Re: [RFC KERNEL PATCH v2 2/3] xen/pvh: Unmask irq for passthrough device in PVH dom0

From: Roger Pau Monné
Date: Thu Nov 30 2023 - 11:02:37 EST


On Wed, Nov 29, 2023 at 07:53:59PM -0800, Stefano Stabellini wrote:
> On Fri, 24 Nov 2023, Jiqian Chen wrote:
> > This patch is to solve two problems we encountered when we try to
> > passthrough a device to hvm domU base on Xen PVH dom0.
> >
> > First, hvm guest will alloc a pirq and irq for a passthrough device
> > by using gsi, before that, the gsi must first has a mapping in dom0,
> > see Xen code pci_add_dm_done->xc_domain_irq_permission, it will call
> > into Xen and check whether dom0 has the mapping. See
> > XEN_DOMCTL_irq_permission->pirq_access_permitted, "current" is PVH
> > dom0 and it return irq is 0, and then return -EPERM.
> > This is because the passthrough device doesn't do PHYSDEVOP_map_pirq
> > when thay are enabled.
> >
> > Second, in PVH dom0, the gsi of a passthrough device doesn't get
> > registered, but gsi must be configured for it to be able to be
> > mapped into a domU.
> >
> > After searching codes, we can find map_pirq and register_gsi will be
> > done in function vioapic_write_redirent->vioapic_hwdom_map_gsi when
> > the gsi(aka ioapic's pin) is unmasked in PVH dom0. So the problems
> > can be conclude to that the gsi of a passthrough device doesn't be
> > unmasked.
> >
> > To solve the unmaske problem, this patch call the unmask_irq when we
> > assign a device to be passthrough. So that the gsi can get registered
> > and mapped in PVH dom0.
>
>
> Roger, this seems to be more of a Xen issue than a Linux issue. Why do
> we need the unmask check in Xen? Couldn't we just do:
>
>
> diff --git a/xen/arch/x86/hvm/vioapic.c b/xen/arch/x86/hvm/vioapic.c
> index 4e40d3609a..df262a4a18 100644
> --- a/xen/arch/x86/hvm/vioapic.c
> +++ b/xen/arch/x86/hvm/vioapic.c
> @@ -287,7 +287,7 @@ static void vioapic_write_redirent(
> hvm_dpci_eoi(d, gsi);
> }
>
> - if ( is_hardware_domain(d) && unmasked )
> + if ( is_hardware_domain(d) )
> {
> /*
> * NB: don't call vioapic_hwdom_map_gsi while holding hvm.irq_lock

There are some issues with this approach.

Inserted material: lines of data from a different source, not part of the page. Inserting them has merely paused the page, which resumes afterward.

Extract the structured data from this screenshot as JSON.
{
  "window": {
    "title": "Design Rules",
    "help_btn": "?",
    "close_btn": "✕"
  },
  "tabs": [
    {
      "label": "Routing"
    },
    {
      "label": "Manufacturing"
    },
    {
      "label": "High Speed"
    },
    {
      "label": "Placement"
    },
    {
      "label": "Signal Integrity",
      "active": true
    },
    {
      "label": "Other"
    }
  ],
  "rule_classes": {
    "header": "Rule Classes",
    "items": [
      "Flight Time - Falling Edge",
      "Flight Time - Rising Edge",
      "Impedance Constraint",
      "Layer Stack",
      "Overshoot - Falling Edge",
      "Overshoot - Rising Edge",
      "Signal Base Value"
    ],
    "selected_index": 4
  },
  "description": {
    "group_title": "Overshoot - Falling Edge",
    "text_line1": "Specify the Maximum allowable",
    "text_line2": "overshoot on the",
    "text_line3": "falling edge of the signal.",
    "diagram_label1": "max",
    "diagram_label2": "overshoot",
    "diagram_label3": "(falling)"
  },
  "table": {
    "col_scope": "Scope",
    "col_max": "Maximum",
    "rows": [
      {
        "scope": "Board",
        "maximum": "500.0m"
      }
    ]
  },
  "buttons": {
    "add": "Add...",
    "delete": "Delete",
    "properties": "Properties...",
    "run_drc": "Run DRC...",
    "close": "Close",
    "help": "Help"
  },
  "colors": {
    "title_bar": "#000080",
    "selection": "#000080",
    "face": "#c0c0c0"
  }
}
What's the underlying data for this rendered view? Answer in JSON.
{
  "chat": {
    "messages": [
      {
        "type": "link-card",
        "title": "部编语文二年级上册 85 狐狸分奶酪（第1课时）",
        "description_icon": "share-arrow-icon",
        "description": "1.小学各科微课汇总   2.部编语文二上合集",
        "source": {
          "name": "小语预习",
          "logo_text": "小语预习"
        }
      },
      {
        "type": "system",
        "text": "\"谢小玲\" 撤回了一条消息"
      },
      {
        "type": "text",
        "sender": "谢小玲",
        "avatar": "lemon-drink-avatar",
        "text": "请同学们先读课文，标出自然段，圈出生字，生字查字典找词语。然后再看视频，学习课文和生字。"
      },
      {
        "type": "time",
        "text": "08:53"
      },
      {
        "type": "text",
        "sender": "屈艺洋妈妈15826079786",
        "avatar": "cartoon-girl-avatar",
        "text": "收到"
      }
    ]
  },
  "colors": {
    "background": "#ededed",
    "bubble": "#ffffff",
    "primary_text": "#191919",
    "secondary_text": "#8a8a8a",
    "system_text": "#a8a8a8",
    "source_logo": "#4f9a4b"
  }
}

mp_register_gsi() will only setup the trigger and polarity of the
IO-APIC pin once, so we do so once the guest unmask the pin in order
to assert that the configuration is the intended one. A guest is
allowed to write all kind of nonsense stuff to the IO-APIC RTE, but
that doesn't take effect unless the pin is unmasked.

Overall the question would be whether we have any guarantees that
the hardware domain has properly configured the pin, even if it's not
using it itself (as it hasn't been unmasked).

IIRC PCI legacy interrupts are level triggered and low polarity, so we
could configure any pins that are not setup at bind time?

Thanks, Roger.